Hyperspace: Hyperspace is that restricted part of the universe where mass travels at greater than the speed of light. Any mass that travels through the light barrier is translated into hyperspace. The perception of time in hyperspace is similar to the perception of time at near light speed. The formula is as follows. C is the speed of light:
Take the square of the number of Cs the character is moving at, and divide this into 1. Subtract this from 1. Take the square root of this. Multiply normal time by this for perceived time. For example, if a character spends 20 hours traveling at twice the speed of light, the character will perceive .87 times this, or about 18 hours. Which isn’t really worth worrying about, unless the character is carrying a bomb set to go off at a certain time.

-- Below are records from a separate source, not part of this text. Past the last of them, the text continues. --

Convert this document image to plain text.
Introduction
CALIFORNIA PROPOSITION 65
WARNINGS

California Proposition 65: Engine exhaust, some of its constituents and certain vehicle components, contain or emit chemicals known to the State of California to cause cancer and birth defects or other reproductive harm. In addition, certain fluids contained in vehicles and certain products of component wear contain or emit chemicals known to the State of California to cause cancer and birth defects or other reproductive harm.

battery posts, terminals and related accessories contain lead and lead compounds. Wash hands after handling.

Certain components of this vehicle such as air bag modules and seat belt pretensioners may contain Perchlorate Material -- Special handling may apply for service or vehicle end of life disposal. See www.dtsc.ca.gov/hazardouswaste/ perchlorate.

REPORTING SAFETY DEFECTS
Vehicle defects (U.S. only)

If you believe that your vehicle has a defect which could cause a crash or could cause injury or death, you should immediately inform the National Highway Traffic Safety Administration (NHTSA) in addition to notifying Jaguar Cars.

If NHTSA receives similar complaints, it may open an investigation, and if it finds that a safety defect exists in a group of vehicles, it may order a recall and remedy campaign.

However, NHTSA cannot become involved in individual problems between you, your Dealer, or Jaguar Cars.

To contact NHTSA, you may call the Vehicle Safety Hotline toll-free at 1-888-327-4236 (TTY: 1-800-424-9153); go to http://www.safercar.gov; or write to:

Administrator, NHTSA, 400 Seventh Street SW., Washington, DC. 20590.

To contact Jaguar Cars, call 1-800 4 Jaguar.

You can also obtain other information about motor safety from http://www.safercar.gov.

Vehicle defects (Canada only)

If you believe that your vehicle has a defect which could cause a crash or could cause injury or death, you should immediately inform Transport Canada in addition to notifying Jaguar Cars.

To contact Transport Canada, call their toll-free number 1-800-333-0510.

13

Near Light Speed: At near light speeds, it takes a long time for travel to occur, but the ship occupants don’t necessarily know this. At speeds near that of light, the occupants of the ship will see less time than those outside of the ship. If the ship is going at 90% of the speed of light, and the ship is gone for 20 years, the crew will only think 9 years have gone by. At 95% of the speed of light, 20 years would seem like 6 years. At 99% of the speed of light, 20 years would seem like less than 3 years. Here’s the formula (yuck) for determining the fraction of ‘real’ time the occupants see:
Square the fraction of the speed of light that the ship is traveling (.9 becomes .81, .95 becomes .9025, etc.) and subtract this from 1 (.81 becomes .19). Take the square root of this (.19 becomes .44). That’s the multiplier to ‘real time.’ So, 20 years of traveling seems like 8.8 years to someone traveling at 90% of the speed of light.
While characters who can travel at nearly the speed of light are assumed to be able to do so, ships will need protection, usually in the form of a gravity drive. Ships that are unprotected at such high speeds will take damage. For every one tenth of the speed of light (round down), the ship will take one point of damage per minute.
Sublight Speeds: This is the most primitive form of space travel. The ship travels at low speed, and takes hundreds, if not thousands or millions of years, to reach its destination. The crew is either placed in stasis or suspended animation, or the ship is designed to sustain generations of crewmembers.